The Washington summit’s declaration highlighted NATO support for Ukraine. This year, Ukraine will not even rate a mention, diplomats say.
“There’s not going to be much said on Ukraine,” says Kurt Volker, a former NATO ambassador who served as special representative for Ukraine in the first Trump term. “The real issue is that the U.S. does not see Ukrainian security as essential to European security, and our European allies do,” he says.

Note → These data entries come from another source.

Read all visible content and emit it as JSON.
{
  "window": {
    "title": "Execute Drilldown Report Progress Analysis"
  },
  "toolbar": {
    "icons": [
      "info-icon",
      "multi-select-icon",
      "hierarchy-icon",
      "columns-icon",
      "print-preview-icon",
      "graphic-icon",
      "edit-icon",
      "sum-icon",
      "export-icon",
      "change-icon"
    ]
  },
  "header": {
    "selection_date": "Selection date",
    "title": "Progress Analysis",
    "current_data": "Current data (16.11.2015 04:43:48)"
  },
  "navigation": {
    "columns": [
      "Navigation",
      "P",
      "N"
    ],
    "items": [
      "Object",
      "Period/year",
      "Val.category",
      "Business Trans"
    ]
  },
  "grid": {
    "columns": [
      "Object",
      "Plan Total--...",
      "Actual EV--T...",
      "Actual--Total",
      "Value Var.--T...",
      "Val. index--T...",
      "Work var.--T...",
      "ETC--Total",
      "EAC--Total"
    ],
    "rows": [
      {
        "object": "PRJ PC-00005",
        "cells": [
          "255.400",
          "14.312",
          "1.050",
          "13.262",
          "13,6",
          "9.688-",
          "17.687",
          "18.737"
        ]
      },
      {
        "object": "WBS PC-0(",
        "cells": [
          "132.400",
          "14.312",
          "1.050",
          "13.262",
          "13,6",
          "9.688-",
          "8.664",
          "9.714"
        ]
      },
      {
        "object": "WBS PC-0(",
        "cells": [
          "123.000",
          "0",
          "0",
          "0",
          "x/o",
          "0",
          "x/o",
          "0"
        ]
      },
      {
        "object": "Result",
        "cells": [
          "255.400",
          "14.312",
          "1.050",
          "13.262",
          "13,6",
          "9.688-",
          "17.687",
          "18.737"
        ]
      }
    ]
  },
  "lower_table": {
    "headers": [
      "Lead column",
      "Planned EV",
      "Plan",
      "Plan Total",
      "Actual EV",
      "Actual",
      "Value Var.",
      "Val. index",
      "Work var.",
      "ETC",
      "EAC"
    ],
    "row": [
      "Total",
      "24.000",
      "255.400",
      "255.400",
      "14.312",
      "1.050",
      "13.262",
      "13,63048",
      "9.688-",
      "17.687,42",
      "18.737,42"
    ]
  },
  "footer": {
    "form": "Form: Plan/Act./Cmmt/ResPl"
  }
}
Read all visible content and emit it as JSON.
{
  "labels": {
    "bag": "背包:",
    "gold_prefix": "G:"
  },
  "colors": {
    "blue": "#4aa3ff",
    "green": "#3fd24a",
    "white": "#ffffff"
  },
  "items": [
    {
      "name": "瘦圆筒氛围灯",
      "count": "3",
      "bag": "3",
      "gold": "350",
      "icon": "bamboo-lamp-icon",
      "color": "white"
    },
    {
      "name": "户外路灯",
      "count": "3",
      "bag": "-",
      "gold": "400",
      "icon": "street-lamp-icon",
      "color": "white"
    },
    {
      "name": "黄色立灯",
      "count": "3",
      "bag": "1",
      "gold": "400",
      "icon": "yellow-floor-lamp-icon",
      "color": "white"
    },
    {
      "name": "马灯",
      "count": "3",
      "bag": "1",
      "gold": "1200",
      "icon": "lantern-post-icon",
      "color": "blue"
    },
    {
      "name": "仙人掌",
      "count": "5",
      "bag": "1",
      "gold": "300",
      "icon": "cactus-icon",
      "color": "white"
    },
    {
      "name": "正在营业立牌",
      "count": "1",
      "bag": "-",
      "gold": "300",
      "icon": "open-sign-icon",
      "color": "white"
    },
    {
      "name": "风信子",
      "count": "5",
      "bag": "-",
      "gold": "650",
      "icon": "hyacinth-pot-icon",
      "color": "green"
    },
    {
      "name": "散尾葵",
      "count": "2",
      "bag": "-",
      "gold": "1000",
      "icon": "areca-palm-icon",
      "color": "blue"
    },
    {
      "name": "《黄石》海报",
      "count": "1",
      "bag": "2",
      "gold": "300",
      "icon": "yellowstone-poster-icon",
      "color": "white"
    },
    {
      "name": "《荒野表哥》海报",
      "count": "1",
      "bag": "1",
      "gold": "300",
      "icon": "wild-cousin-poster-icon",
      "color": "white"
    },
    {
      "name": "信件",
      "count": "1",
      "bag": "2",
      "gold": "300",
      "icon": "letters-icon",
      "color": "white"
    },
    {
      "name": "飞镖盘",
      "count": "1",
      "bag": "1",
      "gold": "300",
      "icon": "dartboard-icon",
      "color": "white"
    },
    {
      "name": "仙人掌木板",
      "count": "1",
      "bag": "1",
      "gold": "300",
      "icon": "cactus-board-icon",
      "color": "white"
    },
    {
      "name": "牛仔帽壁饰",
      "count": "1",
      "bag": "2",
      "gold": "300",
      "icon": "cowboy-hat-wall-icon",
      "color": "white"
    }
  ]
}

The Europeans see Russian President Vladimir Putin prevailing in Ukraine as “a big security threat for Europe and NATO,” he adds, while “The U.S. simply doesn’t see it that way.”
Is Trump committed?
Some worry that an unpredictable U.S. president could still upend the summit: by departing early, as he did from the G7 gathering, or by saying something that shatters the sense of unity (which is one reason NATO planners have not scheduled the traditional joint U.S. president-NATO secretary-general press conference).
The prevailing feeling is that Mr. Trump could hardly walk away from or spoil a party that will present him with the very gifts he has asked for.
But others say that while all the careful choreography may preclude a disaster, it will also leave unanswered the key question that NATO leaders will have top of mind.
“What the Europeans want to know is if the United States, if President Trump is fully committed to our NATO allies,” says Ambassador Hunter. “They want to know, If Russia does something that is recognizable as an aggression against a NATO ally, will Trump come to that ally’s defense?”
But no one will ask the question, he says, “because they know there’s a real risk they won’t get the right answer.”